How to capture streaming output in python from sub

Currently, I have something like this:

self.process = subprocess.Popen(self.cmd, stdout=subprocess.PIPE)
out, err = self.process.communicate()

The command I'm running streams the output, and I need the process to block before continuing.

How do I make it so that I can capture the streaming output AND have the streaming output printing through stdout? When I set stdout=subprocess.PIPE, I can capture the output, but it won't print the output. If I leave out stdout=subprocess.PIPE, it prints the output, but communicate() will return None.

Is there a solution that would do what I'm asking for WHILE providing blocking until the process is terminated/completed AND avoid buffer issues and pipe deadlock issues mentioned here?

Thanks!

回答1:

I can think of a few solutions.

#1: You can just go into the source to grab the code for communicate, copy and paste it, adding in code that prints each line as it comes in as well as buffering things up. (If its possible for your own stdout to block because of, say, a deadlocked parent, you can use a threading.Queue or something instead.) This is obviously a bit hacky, but it's pretty easy, and will be safe.

But really, communicate is complicated because it needs to be fully general, and handle cases you don't. All you need here is the central trick: throw threads at the problem. A dedicated reader thread that doesn't do anything slow or blocking between read calls is all you need.

Something like this:

self.process = subprocess.Popen(self.cmd, stdout=subprocess.PIPE)
lines = []
def reader():
    for line in self.process.stdout:
        lines.append(line)
        sys.stdout.write(line)
t = threading.Thread(target=reader)
t.start()
self.process.wait()
t.join()

You may need some error handling in the reader thread. And I'm not 100% sure you can safely use readline here. But this will either work, or be close.

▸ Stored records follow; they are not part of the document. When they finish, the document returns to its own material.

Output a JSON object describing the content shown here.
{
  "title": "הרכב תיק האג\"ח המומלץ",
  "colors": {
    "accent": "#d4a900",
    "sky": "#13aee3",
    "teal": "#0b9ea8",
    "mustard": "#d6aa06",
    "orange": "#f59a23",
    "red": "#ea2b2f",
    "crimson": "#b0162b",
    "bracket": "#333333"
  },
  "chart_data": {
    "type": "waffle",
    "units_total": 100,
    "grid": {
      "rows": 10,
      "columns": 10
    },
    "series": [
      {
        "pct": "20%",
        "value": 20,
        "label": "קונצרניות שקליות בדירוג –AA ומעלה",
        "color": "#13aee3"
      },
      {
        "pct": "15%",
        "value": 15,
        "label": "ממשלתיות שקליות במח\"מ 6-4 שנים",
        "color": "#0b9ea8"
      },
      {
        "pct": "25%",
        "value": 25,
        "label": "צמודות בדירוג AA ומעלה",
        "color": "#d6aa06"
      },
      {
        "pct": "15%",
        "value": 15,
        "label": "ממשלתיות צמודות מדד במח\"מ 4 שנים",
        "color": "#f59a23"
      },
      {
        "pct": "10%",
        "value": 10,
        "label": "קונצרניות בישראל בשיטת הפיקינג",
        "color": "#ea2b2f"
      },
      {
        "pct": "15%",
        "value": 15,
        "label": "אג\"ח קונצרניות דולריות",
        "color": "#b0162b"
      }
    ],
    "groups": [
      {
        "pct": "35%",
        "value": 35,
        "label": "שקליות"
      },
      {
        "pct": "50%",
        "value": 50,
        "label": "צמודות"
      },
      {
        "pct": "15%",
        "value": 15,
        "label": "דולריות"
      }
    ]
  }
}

#2: Or you can create a wrapper class that takes a file object and tees to stdout/stderr every time anyone reads from it. Then create the pipes manually, and pass in wrapped pipes, instead of using the automagic PIPE. This has the exact same issues as #1 (meaning either no issues, or you need to use a Queue or something if sys.stdout.write can block).

Something like this:

class TeeReader(object):
    def __init__(self, input_file, tee_file):
        self.input_file = input_file
        self.tee_file = tee_file
    def read(self, size=-1):
        ret = self.input_file.read(size)
        if ret:
            self.tee_file.write(ret)
        return ret

In other words, it wraps a file object (or something that acts like one), and acts like a file object. (When you use PIPE, process.stdout is a real file object on Unix, but may just be something that acts like on on Windows.) Any other methods you need to delegate to input_file can probably be delegated directly, without any extra wrapping. Either try this and see what methods communicate gets AttributeExceptions looking for and code those those explicitly, or do the usual __getattr__ trick to delegate everything. PS, if you're worried about this "file object" idea meaning disk storage, read Everything is a file at Wikipedia.

#3: Finally, you can grab one of the "async subprocess" modules on PyPI or included in twisted or other async frameworks and use that. (This makes it possible to avoid the deadlock problems, but it's not guaranteed—you still have to make sure to services the pipes properly.)

回答2:

The output goes to your calling process, essentially capturing the stdout from self.cmd, so that output does not go anywhere else.

What you need to do is to print it from the 'parent' process if you want to see the output.